Faisant un tableau de ce qui, auparavant, n’était qu’une étude de paysage, Camille Corot*, dans l’image qu’il nous donne d’un aspect limité de la nature — le motif —, est mû par un élan de sympathie qui postule à l’objet l’adhésion du sujet. Théodore Rousseau (v. Barbizon [école de]), au contraire, passé l’ardeur de la jeunesse, se donne pour propos une investigation strictement objective du monde extérieur. Les idées sociales et religieuses de Jean-François Millet* viennent s’interposer comme un écran entre son œil et la nature, ce qui l’empêche parfois de dépasser la simple « illustration », tandis qu’Honoré Daumier*, pourtant illustrateur de profession, sait émouvoir, lorsqu’il peint la misère, par la fougue d’un tempérament que ne bride aucun préjugé d’école. Chez Gustave Courbet*, la solidité paysanne résista à des convictions qui eussent pu le conduire à ériger le réalisme* en dogme ; il invente pour son propre usage un métier magnifique, fait d’interférences de pâtes maniées au couteau.
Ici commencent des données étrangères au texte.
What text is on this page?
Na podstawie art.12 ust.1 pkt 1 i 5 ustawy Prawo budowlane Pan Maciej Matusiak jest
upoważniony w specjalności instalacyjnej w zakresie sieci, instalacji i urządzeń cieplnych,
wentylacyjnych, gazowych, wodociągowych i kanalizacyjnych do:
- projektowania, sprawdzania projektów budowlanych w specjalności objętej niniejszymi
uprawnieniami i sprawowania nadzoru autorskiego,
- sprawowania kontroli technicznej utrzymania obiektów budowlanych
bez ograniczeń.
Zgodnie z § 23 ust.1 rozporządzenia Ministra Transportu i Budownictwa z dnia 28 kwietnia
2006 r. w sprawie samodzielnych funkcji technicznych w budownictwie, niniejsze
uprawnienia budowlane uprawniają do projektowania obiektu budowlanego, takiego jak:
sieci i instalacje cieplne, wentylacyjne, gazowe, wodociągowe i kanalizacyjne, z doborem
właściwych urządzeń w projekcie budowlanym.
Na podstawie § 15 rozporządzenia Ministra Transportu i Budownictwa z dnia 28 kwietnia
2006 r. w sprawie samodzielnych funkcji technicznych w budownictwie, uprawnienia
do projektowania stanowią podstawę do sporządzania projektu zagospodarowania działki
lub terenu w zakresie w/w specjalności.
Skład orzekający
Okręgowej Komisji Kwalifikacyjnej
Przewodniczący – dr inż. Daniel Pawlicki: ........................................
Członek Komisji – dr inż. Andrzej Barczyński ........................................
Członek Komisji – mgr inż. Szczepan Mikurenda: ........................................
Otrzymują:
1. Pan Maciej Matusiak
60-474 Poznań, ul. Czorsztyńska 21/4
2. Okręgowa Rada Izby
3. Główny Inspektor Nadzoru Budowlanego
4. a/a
Pressentie par Fouquet au xve s., exprimée sur le mode lyrique par Claude Lorrain au xviie, sur le mode sentimental par Corot, la recherche de la lumière, enfin, aboutit après 1870 à l’éclatement de l’impressionnisme*.


De l’impressionnisme au cubisme

La grande novation de l’impressionnisme est d’avoir fait table rase de tout l’antécédent et d’avoir ramené le tableau au fait pictural, attitude comparable à celle qui animait les artistes gothiques. Ce caractère est peut-être moins apparent chez Édouard Manet*, qui emprunte souvent ses compositions à celles de tableaux anciens ; mais en réalité le problème du sujet lui est indifférent : il veut faire du tableau un simple jeu coloré. L’impressionnisme s’est développé spontanément, mais a fini par prendre l’allure d’un mouvement de groupe, encadré par des écrivains réalistes (Zola, L. E. Duranty, Champfleury) qui l’ont défendu contre l’hostilité violente du public. À partir de 1874, ces artistes (sauf Manet) se réunirent en société pour montrer régulièrement leurs productions, ce qu’ils étaient empêchés de faire par l’ostracisme des Salons. L’impressionnisme recherche l’élément fugitif : Degas*, peintre de la vie moderne, le trouve dans l’inédit et le mouvement, Claude Monet* dans les variations infinies de la lumière ; suivi par Sisley et par Pissarro, il invente un métier nouveau fait de touches juxtaposées de couleurs pures. Exceptionnel par son métier en transparence, Renoir* est plus lyrique.